A MOOP object is a data structure that contains
essential information for a multi-objective
optimization problem. The problem is solved using a
multi-objective optimization technique.
Objective Functions. With ParMOO, define one or
more functions to represent the performance
measures to optimize. These functions measure
optimization aims. Traffic signal optimization
objectives may include decreasing delays,
maximizing throughput, reducing emissions, or
minimizing user class conflicts.
Decision Variables. Adjustable parameters or
variables that can be optimized to meet desired
outcomes. ParMOO can optimize traffic signal
decision variables like maximum stage length.
Pareto Front. ParMOO uses the concept of the Pareto
front, which represents the set of non-dominated
solutions in the multi-objective optimization
problem. The Pareto front consists of solutions that
cannot be improved in one objective without
worsening another objective.
Surrogate Functions. Incorporating a simulation
dictionary links each simulation in the MOOP object
to a surrogate model. This relationship uses solution
data to approximate the simulation's response surface.

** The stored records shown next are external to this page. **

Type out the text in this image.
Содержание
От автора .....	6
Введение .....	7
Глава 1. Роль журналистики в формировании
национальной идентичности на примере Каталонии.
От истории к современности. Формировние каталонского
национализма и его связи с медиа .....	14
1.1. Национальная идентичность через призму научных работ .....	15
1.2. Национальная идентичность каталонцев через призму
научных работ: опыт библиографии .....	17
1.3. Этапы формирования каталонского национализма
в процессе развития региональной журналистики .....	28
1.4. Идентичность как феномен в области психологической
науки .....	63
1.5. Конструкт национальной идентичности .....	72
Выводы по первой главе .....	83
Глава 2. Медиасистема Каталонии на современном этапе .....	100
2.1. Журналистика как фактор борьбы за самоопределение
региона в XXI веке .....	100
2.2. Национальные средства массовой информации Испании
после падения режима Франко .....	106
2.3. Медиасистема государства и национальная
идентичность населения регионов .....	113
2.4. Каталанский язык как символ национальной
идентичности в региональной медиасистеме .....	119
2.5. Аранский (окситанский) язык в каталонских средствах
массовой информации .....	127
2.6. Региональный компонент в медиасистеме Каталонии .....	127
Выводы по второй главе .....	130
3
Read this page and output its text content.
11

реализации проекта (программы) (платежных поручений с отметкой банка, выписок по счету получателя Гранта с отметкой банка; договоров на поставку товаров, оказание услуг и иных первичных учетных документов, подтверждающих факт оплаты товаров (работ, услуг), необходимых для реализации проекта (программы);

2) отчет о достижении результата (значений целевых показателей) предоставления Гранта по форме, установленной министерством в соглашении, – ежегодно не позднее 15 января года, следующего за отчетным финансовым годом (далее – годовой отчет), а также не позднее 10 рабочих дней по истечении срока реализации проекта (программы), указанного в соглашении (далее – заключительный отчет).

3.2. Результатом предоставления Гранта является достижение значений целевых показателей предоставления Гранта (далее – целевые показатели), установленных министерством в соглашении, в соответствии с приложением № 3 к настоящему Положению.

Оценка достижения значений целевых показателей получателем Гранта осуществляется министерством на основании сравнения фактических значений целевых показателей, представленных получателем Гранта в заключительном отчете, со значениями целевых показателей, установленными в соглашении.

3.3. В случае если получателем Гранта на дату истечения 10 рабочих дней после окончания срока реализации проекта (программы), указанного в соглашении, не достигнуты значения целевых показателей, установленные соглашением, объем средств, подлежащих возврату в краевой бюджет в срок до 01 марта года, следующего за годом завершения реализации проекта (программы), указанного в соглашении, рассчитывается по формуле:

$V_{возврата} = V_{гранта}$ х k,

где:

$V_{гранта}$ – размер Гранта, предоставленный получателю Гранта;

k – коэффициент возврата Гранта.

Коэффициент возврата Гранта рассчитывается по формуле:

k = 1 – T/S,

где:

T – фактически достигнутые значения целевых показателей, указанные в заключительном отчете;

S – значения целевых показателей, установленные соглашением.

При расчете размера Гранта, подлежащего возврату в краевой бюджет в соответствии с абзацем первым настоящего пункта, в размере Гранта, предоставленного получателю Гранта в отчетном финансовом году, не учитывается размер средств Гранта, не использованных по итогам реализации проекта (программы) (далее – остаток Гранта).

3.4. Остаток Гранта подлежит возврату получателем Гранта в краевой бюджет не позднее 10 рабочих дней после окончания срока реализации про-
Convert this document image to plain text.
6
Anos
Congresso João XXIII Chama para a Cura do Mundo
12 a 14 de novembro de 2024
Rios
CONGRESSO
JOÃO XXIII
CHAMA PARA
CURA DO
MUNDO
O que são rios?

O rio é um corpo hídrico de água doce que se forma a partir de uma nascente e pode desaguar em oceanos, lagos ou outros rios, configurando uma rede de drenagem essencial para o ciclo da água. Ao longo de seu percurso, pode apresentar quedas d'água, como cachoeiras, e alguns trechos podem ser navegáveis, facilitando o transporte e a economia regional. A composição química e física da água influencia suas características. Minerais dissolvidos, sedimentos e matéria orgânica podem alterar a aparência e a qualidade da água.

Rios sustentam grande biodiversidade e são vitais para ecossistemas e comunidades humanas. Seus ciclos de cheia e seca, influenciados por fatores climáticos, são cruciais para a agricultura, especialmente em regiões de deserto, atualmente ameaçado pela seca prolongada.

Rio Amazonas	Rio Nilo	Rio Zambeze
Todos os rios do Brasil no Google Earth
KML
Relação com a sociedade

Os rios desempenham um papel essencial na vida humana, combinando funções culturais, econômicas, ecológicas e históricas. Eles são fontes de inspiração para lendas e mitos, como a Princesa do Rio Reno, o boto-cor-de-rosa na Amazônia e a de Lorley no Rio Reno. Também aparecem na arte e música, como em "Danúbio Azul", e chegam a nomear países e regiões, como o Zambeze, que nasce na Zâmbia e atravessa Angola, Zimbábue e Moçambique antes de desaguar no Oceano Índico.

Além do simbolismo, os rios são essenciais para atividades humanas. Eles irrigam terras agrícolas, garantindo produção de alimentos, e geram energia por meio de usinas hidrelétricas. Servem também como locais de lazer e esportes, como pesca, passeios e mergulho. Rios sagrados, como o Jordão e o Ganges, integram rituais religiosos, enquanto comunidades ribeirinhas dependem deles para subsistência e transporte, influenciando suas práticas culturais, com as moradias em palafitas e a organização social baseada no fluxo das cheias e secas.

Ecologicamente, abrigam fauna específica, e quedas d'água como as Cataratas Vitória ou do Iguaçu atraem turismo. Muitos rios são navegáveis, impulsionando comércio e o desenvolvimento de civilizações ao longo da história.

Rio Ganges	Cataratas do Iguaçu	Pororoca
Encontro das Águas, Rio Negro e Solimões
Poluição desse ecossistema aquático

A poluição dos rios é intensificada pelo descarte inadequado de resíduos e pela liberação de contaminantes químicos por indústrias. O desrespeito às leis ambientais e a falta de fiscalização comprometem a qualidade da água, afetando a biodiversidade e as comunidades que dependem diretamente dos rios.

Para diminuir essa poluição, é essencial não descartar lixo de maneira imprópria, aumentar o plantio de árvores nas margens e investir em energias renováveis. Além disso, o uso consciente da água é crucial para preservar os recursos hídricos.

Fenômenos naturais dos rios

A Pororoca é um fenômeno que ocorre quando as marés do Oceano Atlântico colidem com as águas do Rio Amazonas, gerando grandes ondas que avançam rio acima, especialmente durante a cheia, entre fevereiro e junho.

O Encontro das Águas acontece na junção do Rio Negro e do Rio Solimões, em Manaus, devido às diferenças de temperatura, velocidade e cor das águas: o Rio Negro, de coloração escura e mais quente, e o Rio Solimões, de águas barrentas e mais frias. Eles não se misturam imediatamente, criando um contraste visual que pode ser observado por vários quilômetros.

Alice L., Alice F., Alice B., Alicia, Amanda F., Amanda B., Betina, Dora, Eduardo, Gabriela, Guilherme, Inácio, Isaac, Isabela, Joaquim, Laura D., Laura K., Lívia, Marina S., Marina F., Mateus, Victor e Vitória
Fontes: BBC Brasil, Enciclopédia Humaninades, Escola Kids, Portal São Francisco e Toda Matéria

The surrogate model estimates simulation behavior
and outcomes more efficiently and cheaply than the
actual simulation.
Search Techniques. Each simulation in the MOOP
object has a unique search technique assigned upon
inclusion. This method generates simulation data
before ParMOO's first iteration to fit initial surrogate
models.
Figure 1 demonstrates the ParMOO algorithm and
its components. More information on ParMOO can be
found at (Chang & Wild, 2023; ParMOO
Documentation, 2022).
3.3 Methodology for Traffic Signal
Timing Optimization
This section outlines the methodology for traffic
signal timing optimization. It provides a detailed step-
by-step explanation of how VISSIM and ParMOO are
integrated and employed to optimize traffic signal
timings. The methodology employed in this study
follows a scientific approach to optimize the
maximum stage length parameter using ParMOO and
subsequently incorporating the optimized values into
the VISSIM simulation environment. Figure 1 shows
how VISSIM and ParMOO interact.
The methodology begins by defining the design
variables that represent the maximum lengths of
different stages in the traffic signal cycle. These
design variables are carefully selected to capture the
key parameters that influence traffic flow and
congestion. The lower and upper limits are chosen as
5 and 40 seconds, respectively, for a three-stage
signal plan. To begin, the code implemented three
design variables representing the lengths of different
stages in the traffic signal cycle. These variables are
set within predefined ranges, allowing for flexibility
in optimizing signal timings while keeping the
allowable minimum and maximum stage lengths.
Optimizing Traffic Adaptive Signal Control: A Multi-Objective Simulation-Based Approach for Enhanced Transportation Efficiency
347
A simulation function is developed to simulate the
traffic scenario using VISSIM. This function takes
the design variables as input and modifies the VAP
file accordingly to update the maximum stage
lengths. The simulation function then runs the
VISSIM simulation and calculates the average delay
for passenger cars and pedestrians.
Figure 2: Different Budget Configurations with
Corresponding Weighted Average Delay Values.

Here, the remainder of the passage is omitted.